No, wait. My mistake. That’s the e-mail I got from Mitch Stewart, Director of “Organizing for America” at BarackObama.com. But that’s the good kind of “organizing.” Obama’s a community organizer. We’re the community. He organizes us. What part of that don’t you get?

When the community starts organizing against the organizer, the whole rigmarole goes to hell. Not that these extremists showing up at town-hall meetings are real members of the “community.” Have you noticed how tailored they are? Dissent is now the hautest form of couturism. Sen. Barbara Boxer has denounced dissenters from Obama’s health-care proposals as too “well-dressed” to be genuine. Only the emperor has new clothes. Everyone knows that.

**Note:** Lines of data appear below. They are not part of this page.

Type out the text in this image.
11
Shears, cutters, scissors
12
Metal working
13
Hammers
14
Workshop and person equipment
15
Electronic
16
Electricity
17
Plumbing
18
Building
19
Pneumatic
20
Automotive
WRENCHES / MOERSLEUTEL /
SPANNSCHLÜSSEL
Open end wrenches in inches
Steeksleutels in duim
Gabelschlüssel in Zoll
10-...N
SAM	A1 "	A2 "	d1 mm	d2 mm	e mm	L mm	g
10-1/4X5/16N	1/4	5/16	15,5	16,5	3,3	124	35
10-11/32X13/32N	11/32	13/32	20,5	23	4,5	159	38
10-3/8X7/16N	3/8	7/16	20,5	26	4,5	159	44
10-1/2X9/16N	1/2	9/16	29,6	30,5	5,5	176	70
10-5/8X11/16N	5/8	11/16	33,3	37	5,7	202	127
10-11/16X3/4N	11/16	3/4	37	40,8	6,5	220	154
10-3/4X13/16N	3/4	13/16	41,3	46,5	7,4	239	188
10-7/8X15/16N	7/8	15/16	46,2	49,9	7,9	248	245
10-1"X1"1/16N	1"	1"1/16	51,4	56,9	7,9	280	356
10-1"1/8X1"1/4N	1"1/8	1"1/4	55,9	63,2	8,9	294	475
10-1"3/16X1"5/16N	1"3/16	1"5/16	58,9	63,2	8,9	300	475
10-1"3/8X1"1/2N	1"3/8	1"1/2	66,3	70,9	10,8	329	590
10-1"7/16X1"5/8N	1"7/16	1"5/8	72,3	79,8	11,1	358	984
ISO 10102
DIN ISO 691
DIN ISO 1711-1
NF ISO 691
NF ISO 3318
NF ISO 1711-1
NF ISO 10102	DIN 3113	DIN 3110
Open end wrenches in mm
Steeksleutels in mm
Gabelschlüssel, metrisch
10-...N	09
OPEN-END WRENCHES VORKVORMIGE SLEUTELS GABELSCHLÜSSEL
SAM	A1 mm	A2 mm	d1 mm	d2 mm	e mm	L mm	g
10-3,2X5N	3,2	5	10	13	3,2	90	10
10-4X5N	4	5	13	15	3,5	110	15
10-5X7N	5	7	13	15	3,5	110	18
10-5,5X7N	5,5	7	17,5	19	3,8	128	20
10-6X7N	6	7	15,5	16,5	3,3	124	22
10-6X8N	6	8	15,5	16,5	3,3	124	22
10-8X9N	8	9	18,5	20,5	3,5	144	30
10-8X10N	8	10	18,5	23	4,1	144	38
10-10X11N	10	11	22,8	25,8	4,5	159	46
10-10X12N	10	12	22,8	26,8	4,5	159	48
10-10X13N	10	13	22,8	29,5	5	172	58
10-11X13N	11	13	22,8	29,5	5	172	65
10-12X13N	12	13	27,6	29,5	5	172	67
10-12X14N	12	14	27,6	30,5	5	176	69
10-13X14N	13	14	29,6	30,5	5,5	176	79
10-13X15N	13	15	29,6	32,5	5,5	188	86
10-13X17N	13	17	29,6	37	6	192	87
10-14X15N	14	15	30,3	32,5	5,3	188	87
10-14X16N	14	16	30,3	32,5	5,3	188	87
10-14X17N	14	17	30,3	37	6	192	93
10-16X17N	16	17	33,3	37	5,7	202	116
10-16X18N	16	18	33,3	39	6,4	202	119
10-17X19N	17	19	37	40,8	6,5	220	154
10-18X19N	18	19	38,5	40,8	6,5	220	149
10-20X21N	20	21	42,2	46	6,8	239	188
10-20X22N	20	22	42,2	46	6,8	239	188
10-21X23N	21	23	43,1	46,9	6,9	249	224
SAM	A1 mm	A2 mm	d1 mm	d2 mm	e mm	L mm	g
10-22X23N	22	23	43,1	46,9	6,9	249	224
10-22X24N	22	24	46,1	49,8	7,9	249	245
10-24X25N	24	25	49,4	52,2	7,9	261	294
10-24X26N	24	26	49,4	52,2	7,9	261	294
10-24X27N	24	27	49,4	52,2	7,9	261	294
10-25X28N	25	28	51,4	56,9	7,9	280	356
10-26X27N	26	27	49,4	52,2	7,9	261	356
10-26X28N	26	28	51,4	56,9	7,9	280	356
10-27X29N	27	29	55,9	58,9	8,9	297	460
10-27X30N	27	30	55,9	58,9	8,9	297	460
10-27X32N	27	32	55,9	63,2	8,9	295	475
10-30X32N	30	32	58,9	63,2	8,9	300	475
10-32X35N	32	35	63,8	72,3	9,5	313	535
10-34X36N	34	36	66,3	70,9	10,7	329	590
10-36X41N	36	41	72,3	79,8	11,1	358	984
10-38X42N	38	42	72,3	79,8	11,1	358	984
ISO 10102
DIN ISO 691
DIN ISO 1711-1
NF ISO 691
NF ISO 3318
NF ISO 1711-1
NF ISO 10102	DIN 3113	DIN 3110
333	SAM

Thankfully, White House Press Secretary Robert Gibbs has seen through the “manufactured anger” of “the Brooks Brothers brigade.” Did he announce this in a rumpled suit? He’s a press secretary who won’t press. Apparently, the health-care debate now has a dress code. Soon you won’t be able to get in unless you’re wearing Barack Obama mom-jeans, manufactured at a converted GM plant by an assembly line of retrained insurance salesmen. Any day now, Hollywood will greenlight a new movie in which an insane Sarah Palin figure picks out her outfit for spreading disinformation (The Lyin’, the Witch, and the Wardrobe).

Meanwhile, Nancy Pelosi, speaker of the House, added her own distinctive wrinkle to the Brooks Brothers menswear. She disdained the anti-Obamacare protests as fake grassroots. “I think they’re AstroTurf,” she declared. “They’re carrying swastikas and symbols like that to a town meeting on health care.”